Polly Parrish (Ginger Rogers) has just been laid off of her seasonal job at Merlin and Son’s Department Store. It’s Christmastime, and she is in need of income, any income.
While at lunch on what appears to be her last day of work, she passes a foundling home and sees an older woman drop off an infant. Afraid the child may fall off the steps, Polly reaches out to pick him up, just as one of the home’s matrons opens the door. Inside, she’s unable to convince the home’s director the baby isn’t hers, but escapes the situation without a bundle of joy.
The foundling home tracks down her employer and convinces David Merlin (David Niven), the son in “Merlin and Son’s,” to give her back her job so she can care for “her” son. He does, but ends up paying an unexpected price for his generosity. Through a series of mishaps, the elder Mr. Merlin (Charles Coburn) comes to believe his son is the father of the baby, and expects him to do right by the child and his mother.

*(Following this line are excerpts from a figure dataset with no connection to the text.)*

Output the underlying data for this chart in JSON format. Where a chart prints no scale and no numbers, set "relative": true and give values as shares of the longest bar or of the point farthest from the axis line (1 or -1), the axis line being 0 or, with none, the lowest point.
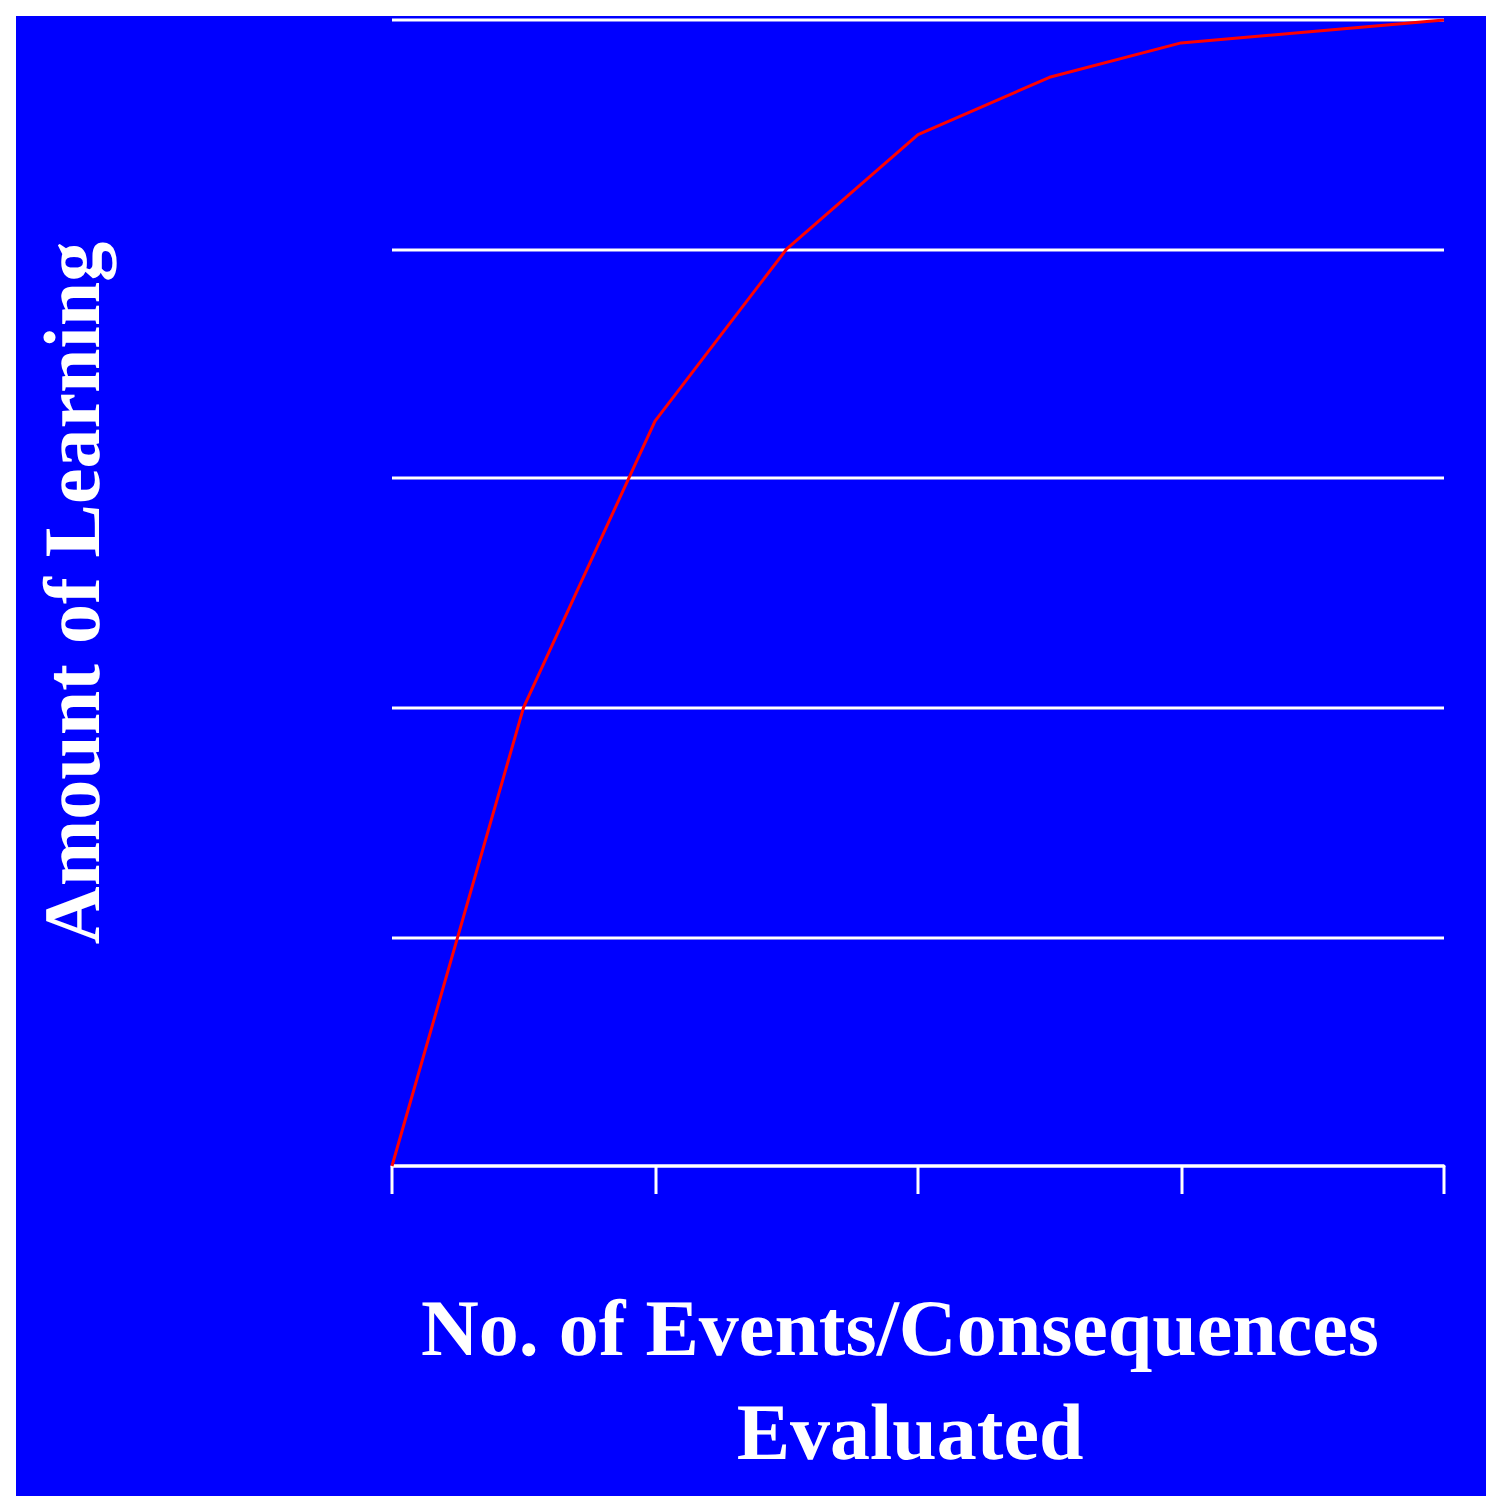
{
  "chart_data": {
    "type": "line",
    "xlabel": "No. of Events/Consequences Evaluated",
    "ylabel": "Amount of Learning",
    "categories": [
      null,
      null,
      null,
      null,
      null,
      null,
      null,
      null,
      null
    ],
    "series": [
      {
        "color": "#ff0000",
        "values": [
          0,
          0.4,
          0.65,
          0.8,
          0.9,
          0.95,
          0.98,
          0.99,
          1
        ]
      }
    ],
    "relative": true,
    "grid": "y",
    "marker": "none",
    "line_style": "solid"
  }
}
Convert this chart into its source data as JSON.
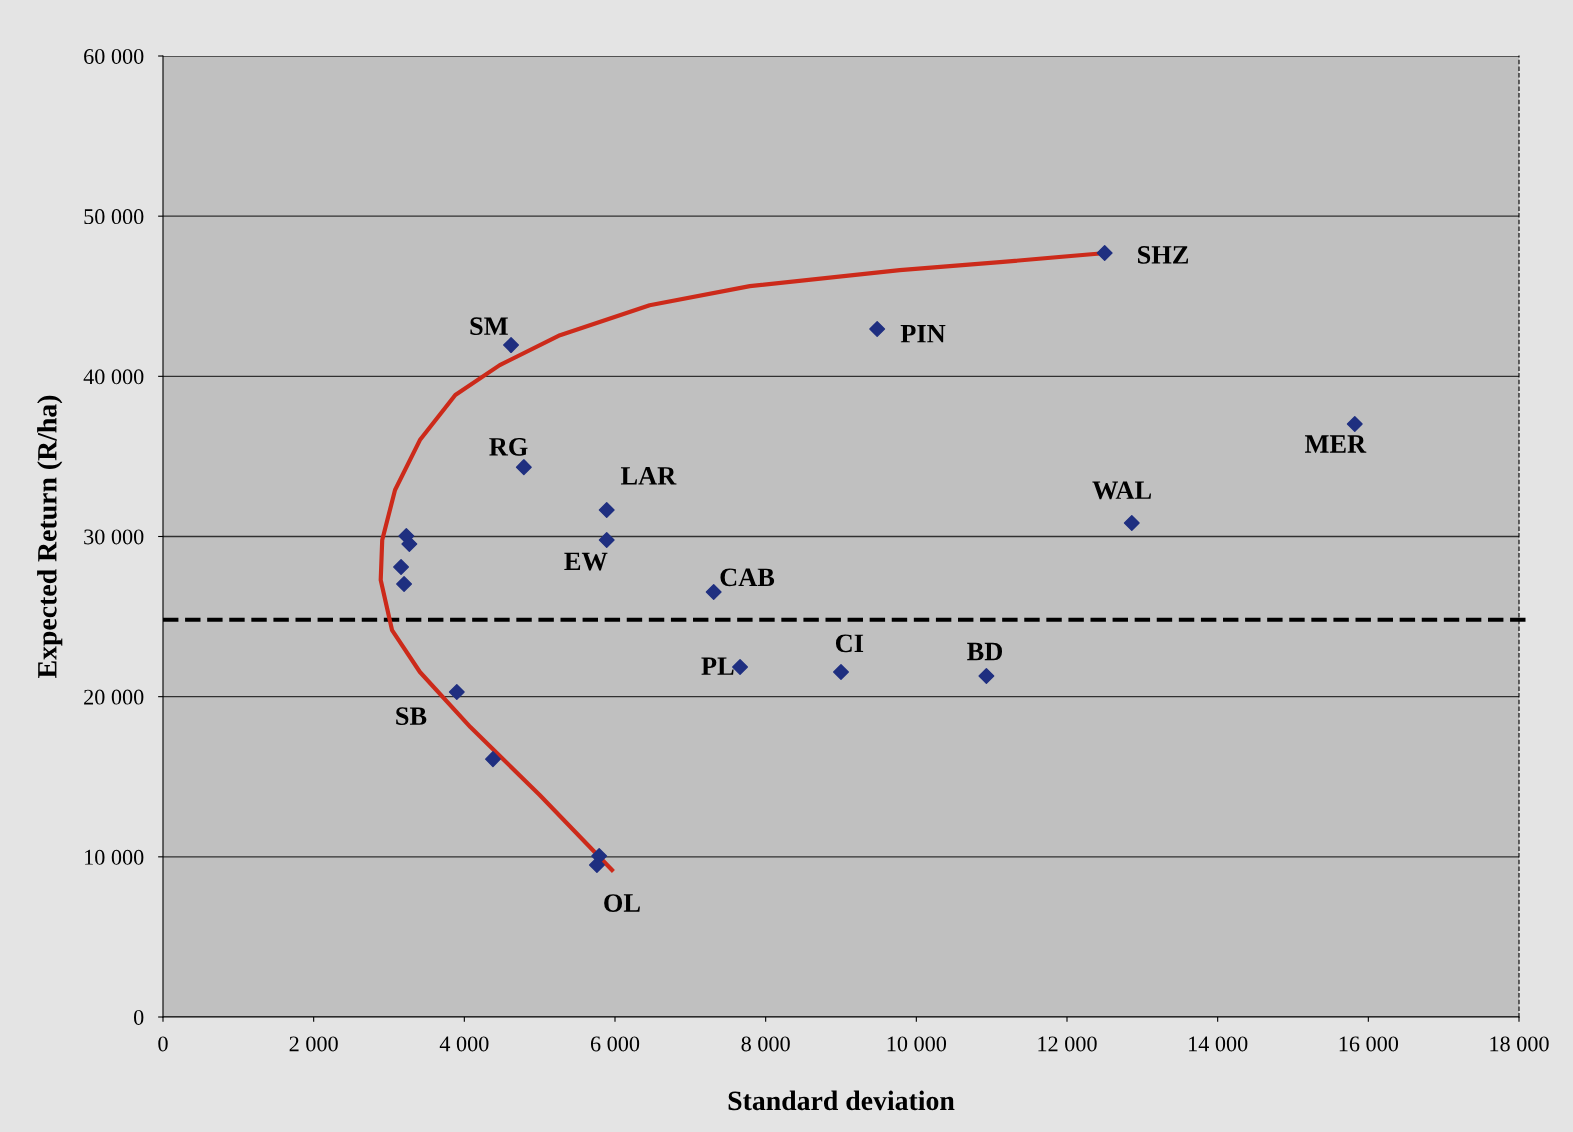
{
  "chart_data": {
    "type": "scatter",
    "xlabel": "Standard deviation",
    "ylabel": "Expected Return (R/ha)",
    "series": [
      {
        "color": "#1f2f80",
        "marker": "diamond",
        "x": [
          12500,
          9480,
          4620,
          15820,
          4790,
          5890,
          5890,
          12860,
          3230,
          3270,
          3160,
          3200,
          7310,
          7660,
          9000,
          10930,
          3900,
          4380,
          5790,
          5760
        ],
        "values": [
          47700,
          42950,
          41950,
          37020,
          34330,
          31650,
          29780,
          30840,
          30030,
          29530,
          28090,
          27030,
          26530,
          21850,
          21540,
          21290,
          20290,
          16100,
          10050,
          9490
        ]
      },
      {
        "type": "line",
        "color": "#cc2a1a",
        "marker": "none",
        "line_style": "solid",
        "x": [
          5960,
          5000,
          4080,
          3410,
          3040,
          2890,
          2910,
          3080,
          3410,
          3880,
          4470,
          5270,
          6460,
          7790,
          9780,
          11110,
          12490
        ],
        "values": [
          9180,
          13860,
          18100,
          21540,
          24160,
          27280,
          29780,
          32900,
          36020,
          38830,
          40700,
          42570,
          44440,
          45630,
          46630,
          47130,
          47690
        ]
      }
    ],
    "ref_lines": [
      {
        "axis": "y",
        "value": 24800,
        "color": "#000000",
        "line_style": "dashed"
      }
    ],
    "annotations": [
      {
        "text": "SHZ",
        "x": 12500,
        "y": 47700
      },
      {
        "text": "PIN",
        "x": 9480,
        "y": 42950
      },
      {
        "text": "SM",
        "x": 4620,
        "y": 41950
      },
      {
        "text": "MER",
        "x": 15820,
        "y": 37020
      },
      {
        "text": "RG",
        "x": 4790,
        "y": 34330
      },
      {
        "text": "LAR",
        "x": 5890,
        "y": 31650
      },
      {
        "text": "EW",
        "x": 5890,
        "y": 29780
      },
      {
        "text": "WAL",
        "x": 12860,
        "y": 30840
      },
      {
        "text": "CAB",
        "x": 7310,
        "y": 26530
      },
      {
        "text": "PL",
        "x": 7660,
        "y": 21850
      },
      {
        "text": "CI",
        "x": 9000,
        "y": 21540
      },
      {
        "text": "BD",
        "x": 10930,
        "y": 21290
      },
      {
        "text": "SB",
        "x": 3900,
        "y": 20290
      },
      {
        "text": "OL",
        "x": 5760,
        "y": 9490
      }
    ],
    "xlim": [
      0,
      18000
    ],
    "ylim": [
      0,
      60000
    ],
    "xticks": [
      0,
      {
        "value": 2000,
        "label": "2 000"
      },
      {
        "value": 4000,
        "label": "4 000"
      },
      {
        "value": 6000,
        "label": "6 000"
      },
      {
        "value": 8000,
        "label": "8 000"
      },
      {
        "value": 10000,
        "label": "10 000"
      },
      {
        "value": 12000,
        "label": "12 000"
      },
      {
        "value": 14000,
        "label": "14 000"
      },
      {
        "value": 16000,
        "label": "16 000"
      },
      {
        "value": 18000,
        "label": "18 000"
      }
    ],
    "yticks": [
      0,
      {
        "value": 10000,
        "label": "10 000"
      },
      {
        "value": 20000,
        "label": "20 000"
      },
      {
        "value": 30000,
        "label": "30 000"
      },
      {
        "value": 40000,
        "label": "40 000"
      },
      {
        "value": 50000,
        "label": "50 000"
      },
      {
        "value": 60000,
        "label": "60 000"
      }
    ],
    "grid": "y",
    "legend": false
  }
}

Bachelor Mother is an engaging comedy, predictable in some ways, yet clever in the details and twists that raise it above the level of bland storytelling. Nivens, Rogers, and Coburn each bring his or her own particular charm, with Rogers in particular showing an edgy, droll side. It doesn’t hurt that the baby is delightful, performing, it seems, on cue, although of course that likely wasn’t the case.
Rogers initially expressed “deep reservations” about the script, stating the story line was thin and the characters “had no life.” However, her concerns proved unfounded, and in her autobiography she wrote, “I loved working with David Niven and the precious baby…(Garson Kanin) was imaginative and spontaneous and his good humor and lively sense of comedy smoothed out any problems along the way.”
The script was by prolific screenwriter Norman Krasna, who also wrote the screenplays for such movies as Mr. and Mrs. Smith and White Christmas. It was based on a story by Felix Jackson, who received the film’s one Academy Award nomination, Best Writing, Original Story.
The film critic for The New York Times wrote “through smart writing, direction and performance, the theme is developed hilariously, with sudden and unexpected twists which never are permitted to affect the insane logic of the yarn’s progression.”
Perfectly enjoyable, Bachelor Mother is a comedy all classic movie fans should see. While the plot line of child abandonment hardly seems comic material, it’s handled in such a way that the improbable is easy to believe and the unbefitting is downright funny.